Die Reaktion der Richterinnen: «Aber nein, das müssen Sie doch nicht.» «Doch, das mache ich.» «Ja, wirklich?» «Ja» «Dürfen wir zusehen?» «Ja, ihr könnt es kontrollieren.» «Dürfen wir sie fotografieren?» «Ja, das dürft ihr.» Noch heute habe ich das Erinnerungsfoto mit Kübel, Waschtuch, in Handschuhen in der Toilette.

Das meine ich mit dem Reversibilitätsprinzip.

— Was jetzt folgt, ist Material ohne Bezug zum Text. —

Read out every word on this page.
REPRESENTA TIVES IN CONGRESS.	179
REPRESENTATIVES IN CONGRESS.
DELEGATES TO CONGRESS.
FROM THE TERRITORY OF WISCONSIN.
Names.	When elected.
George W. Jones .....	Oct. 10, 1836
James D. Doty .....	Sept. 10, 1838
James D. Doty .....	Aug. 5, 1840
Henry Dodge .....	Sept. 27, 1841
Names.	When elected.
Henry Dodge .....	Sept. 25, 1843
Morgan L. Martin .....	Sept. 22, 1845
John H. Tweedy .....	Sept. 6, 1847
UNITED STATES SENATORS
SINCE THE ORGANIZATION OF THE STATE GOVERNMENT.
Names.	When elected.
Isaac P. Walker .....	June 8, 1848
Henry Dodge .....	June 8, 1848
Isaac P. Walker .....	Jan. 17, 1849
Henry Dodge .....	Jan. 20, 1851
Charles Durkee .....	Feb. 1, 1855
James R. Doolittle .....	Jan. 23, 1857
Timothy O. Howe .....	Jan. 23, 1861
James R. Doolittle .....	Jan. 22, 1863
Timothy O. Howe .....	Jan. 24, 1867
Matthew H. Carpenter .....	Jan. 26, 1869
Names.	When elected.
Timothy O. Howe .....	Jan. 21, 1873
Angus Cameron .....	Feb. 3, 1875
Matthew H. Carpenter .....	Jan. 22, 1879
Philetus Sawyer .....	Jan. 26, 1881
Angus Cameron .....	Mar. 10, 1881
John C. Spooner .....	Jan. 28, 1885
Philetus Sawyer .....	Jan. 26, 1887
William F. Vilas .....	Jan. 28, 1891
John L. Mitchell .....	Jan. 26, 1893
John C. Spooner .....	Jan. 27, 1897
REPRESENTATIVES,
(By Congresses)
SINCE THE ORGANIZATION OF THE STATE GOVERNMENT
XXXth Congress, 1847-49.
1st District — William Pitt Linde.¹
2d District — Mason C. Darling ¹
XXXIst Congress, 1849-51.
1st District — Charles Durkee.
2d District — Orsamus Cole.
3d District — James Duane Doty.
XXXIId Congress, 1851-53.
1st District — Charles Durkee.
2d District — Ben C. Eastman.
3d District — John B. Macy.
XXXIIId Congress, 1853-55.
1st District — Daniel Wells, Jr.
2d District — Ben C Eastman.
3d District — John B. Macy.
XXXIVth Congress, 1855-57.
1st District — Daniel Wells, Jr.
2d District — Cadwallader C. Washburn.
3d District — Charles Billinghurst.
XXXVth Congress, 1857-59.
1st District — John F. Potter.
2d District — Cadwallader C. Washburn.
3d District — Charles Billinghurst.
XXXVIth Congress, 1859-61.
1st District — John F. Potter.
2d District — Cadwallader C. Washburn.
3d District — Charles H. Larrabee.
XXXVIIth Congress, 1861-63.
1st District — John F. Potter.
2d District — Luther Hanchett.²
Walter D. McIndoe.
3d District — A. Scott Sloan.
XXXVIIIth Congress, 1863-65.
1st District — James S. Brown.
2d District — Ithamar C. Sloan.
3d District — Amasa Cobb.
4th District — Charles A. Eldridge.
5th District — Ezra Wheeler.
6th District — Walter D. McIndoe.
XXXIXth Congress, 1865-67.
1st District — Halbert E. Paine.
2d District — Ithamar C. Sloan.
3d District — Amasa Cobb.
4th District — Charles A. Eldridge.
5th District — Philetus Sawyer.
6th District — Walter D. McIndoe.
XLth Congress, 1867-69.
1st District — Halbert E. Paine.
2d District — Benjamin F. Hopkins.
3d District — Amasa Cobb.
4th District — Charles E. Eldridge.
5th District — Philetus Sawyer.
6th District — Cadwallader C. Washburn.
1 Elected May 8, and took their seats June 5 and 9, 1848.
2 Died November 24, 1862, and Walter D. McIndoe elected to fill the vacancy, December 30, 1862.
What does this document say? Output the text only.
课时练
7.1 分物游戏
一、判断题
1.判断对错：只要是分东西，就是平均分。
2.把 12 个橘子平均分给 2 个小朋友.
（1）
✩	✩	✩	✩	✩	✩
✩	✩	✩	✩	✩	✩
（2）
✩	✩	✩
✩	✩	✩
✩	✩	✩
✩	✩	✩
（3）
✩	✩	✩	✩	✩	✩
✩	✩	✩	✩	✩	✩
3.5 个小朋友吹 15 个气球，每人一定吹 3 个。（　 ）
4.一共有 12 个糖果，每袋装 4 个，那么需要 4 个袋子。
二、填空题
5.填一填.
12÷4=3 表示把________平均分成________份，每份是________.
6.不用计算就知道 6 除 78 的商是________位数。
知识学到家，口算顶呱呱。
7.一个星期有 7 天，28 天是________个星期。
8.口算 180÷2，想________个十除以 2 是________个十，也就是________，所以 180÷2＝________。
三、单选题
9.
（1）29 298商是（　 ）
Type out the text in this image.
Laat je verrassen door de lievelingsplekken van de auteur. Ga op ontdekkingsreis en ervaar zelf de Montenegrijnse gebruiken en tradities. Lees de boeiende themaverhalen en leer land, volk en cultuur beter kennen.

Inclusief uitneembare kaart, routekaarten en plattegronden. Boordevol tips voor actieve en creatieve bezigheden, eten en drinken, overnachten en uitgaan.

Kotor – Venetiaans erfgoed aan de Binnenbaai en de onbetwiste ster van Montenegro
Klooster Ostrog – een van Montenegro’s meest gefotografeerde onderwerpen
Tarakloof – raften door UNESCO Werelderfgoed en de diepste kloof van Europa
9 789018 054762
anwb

Demokratie als gelebte Praxis

Auf diese Weise lernen die Kinder und Jugendlichen, was Demokratie bedeutet, wie sie gelebt wird, wie sich Minderheiten mit Entscheiden von Mehrheiten auseinandersetzen müssen, wieviel leichter, entspannter und lustvoller Demokratie ist, wenn sich trotz unterschiedlicher Ansichten Gruppen zusammenfinden. Und zum Schluss nochmals mein Eingangszitat: Demokratie in allen Formen ist in erster Linie eine Frage der bestmöglichen Legitimation einer Entscheidung und nicht der bestmöglichen Lösung eines Problems. Diese Unschärfe müssen wir Lehrer akzeptieren, wenn wir in der Schule Demokratie leben wollen.